Like The Wire, academics? As How the University Works explains, that's because you're actually living it. Warning: contains minor spoilers for the first half of season 5, which, as every blog post I'm trying to avoid will tell you, came to an end last night.
Quality management takes advantage of the fact that most people don’t behave as the self-interested clots modelled by neoliberal economics. Most people are animated by profoundly pro-social impulses. To a limited but real extent, depending on individual factors, janitors do their work for love of clean floors. And it is the overt, cannibalistic intention of quality management to see that—to the absolute limit of the possible—they do that work for love alone.

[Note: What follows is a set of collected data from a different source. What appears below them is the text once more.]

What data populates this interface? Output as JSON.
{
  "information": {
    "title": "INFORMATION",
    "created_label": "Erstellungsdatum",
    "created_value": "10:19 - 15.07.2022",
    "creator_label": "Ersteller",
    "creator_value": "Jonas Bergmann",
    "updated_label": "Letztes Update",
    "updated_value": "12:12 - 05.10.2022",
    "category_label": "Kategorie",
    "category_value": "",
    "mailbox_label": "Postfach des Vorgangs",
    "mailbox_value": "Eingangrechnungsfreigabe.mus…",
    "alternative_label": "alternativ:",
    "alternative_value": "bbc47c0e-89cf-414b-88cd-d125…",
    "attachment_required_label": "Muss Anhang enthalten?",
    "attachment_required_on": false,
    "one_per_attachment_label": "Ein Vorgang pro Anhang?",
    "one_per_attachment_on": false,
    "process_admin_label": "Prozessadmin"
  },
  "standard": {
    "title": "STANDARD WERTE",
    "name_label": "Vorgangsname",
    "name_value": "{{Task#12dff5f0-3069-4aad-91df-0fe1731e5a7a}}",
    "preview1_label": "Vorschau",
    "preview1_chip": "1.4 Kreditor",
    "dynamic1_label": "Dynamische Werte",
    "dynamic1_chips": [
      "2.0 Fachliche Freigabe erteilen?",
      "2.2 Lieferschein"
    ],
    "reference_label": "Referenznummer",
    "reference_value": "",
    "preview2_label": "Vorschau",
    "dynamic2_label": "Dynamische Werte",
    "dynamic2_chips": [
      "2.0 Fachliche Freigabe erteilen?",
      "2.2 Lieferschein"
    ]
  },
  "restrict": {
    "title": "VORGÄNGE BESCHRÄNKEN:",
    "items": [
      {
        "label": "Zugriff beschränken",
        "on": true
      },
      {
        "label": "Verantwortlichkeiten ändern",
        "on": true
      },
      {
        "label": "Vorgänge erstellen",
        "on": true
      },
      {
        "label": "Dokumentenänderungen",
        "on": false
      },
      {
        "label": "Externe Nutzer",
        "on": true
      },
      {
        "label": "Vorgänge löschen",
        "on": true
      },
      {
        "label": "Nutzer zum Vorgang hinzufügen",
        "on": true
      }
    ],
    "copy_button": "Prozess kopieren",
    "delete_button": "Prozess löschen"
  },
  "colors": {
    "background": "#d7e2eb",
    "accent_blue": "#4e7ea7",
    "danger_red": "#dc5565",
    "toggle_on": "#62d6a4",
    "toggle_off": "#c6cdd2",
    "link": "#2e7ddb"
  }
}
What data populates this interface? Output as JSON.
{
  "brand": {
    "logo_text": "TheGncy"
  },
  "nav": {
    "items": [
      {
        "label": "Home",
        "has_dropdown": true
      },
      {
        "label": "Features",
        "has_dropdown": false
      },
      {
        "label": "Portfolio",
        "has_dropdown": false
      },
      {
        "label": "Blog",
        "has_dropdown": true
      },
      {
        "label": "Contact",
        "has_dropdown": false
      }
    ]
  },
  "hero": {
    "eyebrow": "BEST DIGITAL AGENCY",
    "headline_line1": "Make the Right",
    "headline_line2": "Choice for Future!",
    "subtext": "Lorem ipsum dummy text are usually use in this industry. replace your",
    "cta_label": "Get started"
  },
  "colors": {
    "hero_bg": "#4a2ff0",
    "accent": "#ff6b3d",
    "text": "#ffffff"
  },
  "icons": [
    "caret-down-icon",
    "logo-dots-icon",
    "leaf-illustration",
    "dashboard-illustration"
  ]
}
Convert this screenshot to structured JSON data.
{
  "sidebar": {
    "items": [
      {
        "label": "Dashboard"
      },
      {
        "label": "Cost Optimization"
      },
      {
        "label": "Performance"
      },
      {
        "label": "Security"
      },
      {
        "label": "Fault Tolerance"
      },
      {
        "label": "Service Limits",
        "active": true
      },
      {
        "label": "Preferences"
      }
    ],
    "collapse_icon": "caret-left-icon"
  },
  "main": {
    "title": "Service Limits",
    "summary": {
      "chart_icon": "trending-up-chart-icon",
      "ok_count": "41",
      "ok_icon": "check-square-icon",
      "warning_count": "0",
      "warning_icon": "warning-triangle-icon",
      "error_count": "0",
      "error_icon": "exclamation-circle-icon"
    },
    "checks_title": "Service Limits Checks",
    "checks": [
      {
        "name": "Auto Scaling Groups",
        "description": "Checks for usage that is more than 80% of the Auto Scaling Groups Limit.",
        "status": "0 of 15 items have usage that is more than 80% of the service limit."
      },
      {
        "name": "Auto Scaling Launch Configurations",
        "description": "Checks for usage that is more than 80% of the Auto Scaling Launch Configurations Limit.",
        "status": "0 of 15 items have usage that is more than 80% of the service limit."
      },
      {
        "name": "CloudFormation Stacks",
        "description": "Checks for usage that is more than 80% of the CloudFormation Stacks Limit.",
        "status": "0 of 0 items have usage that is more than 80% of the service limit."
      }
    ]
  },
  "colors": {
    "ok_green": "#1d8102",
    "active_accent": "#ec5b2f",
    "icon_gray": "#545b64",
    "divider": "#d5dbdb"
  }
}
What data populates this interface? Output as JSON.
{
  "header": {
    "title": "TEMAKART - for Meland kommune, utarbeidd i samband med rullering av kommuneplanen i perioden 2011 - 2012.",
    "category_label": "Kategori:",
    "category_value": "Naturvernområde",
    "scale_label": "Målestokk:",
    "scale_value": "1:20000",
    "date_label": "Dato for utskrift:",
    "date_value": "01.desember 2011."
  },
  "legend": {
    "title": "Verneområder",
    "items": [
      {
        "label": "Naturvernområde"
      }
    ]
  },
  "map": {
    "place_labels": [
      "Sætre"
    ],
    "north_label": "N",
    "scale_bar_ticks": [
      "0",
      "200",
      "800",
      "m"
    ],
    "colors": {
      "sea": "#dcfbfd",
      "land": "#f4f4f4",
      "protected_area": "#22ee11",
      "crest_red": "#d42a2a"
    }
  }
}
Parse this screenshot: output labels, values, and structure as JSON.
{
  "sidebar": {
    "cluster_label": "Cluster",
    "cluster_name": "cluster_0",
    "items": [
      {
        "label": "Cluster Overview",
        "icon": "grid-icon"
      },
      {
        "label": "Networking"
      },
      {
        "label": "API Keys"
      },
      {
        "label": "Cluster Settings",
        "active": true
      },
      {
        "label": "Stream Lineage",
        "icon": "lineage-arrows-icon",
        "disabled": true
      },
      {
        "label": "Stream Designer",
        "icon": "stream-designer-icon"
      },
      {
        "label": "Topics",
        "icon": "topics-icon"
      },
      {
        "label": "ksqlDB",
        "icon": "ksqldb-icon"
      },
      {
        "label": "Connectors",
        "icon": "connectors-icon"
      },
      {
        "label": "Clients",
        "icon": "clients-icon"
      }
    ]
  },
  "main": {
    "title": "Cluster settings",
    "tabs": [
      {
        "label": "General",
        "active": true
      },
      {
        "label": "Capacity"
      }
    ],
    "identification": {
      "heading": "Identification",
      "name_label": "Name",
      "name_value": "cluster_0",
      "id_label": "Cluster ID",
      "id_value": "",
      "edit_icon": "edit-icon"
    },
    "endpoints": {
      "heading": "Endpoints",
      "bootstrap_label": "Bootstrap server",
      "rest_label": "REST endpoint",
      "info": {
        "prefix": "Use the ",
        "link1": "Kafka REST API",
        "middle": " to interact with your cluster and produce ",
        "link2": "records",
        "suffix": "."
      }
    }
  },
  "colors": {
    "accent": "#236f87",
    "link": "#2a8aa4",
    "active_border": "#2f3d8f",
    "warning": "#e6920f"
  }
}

Only management, in the quality scheme, isn’t done for love. One can see why. Management in the quality scheme is done for hate–for hate of democracy, equality, and the public, in service of a totalitarian culture of subservience to “leadership.”
In the quality scheme, management is paid more to do something most of us can’t do. Most of us can’t live in mansions while our neighbors can’t afford chemo; most of us really believe that accumulation has reasonable limits.
Only a very unusual person can do what the sleaziest small contractor does–pick up day labor, pay them less than the minimum wage to rebuild a suburban kitchen, collect fifty grand, and then dump the workers back on the street corner.
The task of academic quality management is to find those rare people and make them deans, provosts, and presidents.